Any x:Name or Name attribute values assigned in the XAML content for Load input are written into a new XAML namescope that corresponds to the created object tree. This XAML namescope will remain distinct even if the object tree that is created is subsequently connected to the primary XAML namescope of the currently loaded Silverlight content root. This means that if you subsequently attempt to call FindName to find the named elements that came from the Load output, you will not find them if you call FindName from an object in the primary XAML namescope. A recommendation is to always retain a variable for the object that is the root of the object tree that is added. If you call FindName from that object, then you are working against the created XAML namescope and will be able to return objects in that tree by name, and bridge the gap between XAML namescopes. For details on XAML namescope concepts, see XAML Namescopes.
In some cases, properties that take a reference type as opposed to a value type can be set with an attribute syntax. Such cases rely on a type converter, which takes a string as input and constructs a new object on the basis of the string.

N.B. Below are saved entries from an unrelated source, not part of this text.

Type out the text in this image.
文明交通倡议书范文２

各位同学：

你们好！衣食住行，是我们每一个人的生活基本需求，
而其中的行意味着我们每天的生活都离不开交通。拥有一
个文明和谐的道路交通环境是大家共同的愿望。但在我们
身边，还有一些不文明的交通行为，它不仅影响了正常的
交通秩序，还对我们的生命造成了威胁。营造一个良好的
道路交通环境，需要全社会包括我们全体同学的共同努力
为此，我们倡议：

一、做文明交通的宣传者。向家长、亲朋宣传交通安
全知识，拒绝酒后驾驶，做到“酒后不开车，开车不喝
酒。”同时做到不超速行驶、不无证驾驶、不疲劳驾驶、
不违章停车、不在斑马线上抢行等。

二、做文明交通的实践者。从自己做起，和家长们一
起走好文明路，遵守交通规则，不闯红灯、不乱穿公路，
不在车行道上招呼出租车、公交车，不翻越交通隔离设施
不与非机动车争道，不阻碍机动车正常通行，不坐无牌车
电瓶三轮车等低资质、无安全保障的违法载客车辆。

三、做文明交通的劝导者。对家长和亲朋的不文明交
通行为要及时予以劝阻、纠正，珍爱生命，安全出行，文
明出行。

An example of this type-conversion behavior is the Color class. You can specify a color as a string. The string is processed by one of the following behaviors: creating a color by using values within a scheme such as ARGB, mapping to a static property of Colors, or resolving against a table of other named colors. In each case, a new Color is created with the appropriate ARGB values.
Because the conversion behavior for creating the named colors is native to the XAML processor and is not available to classes such as Color, Colors, or Brush, a useful technique can be to use Load to create a simple object tree, perhaps even just a single element. Set a property of type Brush, such as Control.Background, within that tree using XAML attribute syntax and specifying one of the named colors that do not have a static Colors value. Then, read the property value from the created object tree. You can use this SolidColorBrush value to set other Brush values at run time.
For XamlReader, the required root element must specify a default XAML namespace. This is typically the Silverlight namespace, http://schemas.microsoft.com/winfx/2006/xaml/presentation. For CreateFromXaml, you can omit a default XAML namespace, in which case the namespace is implicitly assumed to be http://schemas.microsoft.com/winfx/2006/xaml/presentation.
For Load, the newly created object tree maintains a discrete XAML namescope when it is connected to the main Silverlight object tree. CreateFromXaml can also have this behavior if you specify an optional parameter, but the default behavior for object trees created from CreateFromXaml is that the XAML namescopes are merged if and when the object trees are combined. This introduces the possibility of name collisions at the time the merge is attempted.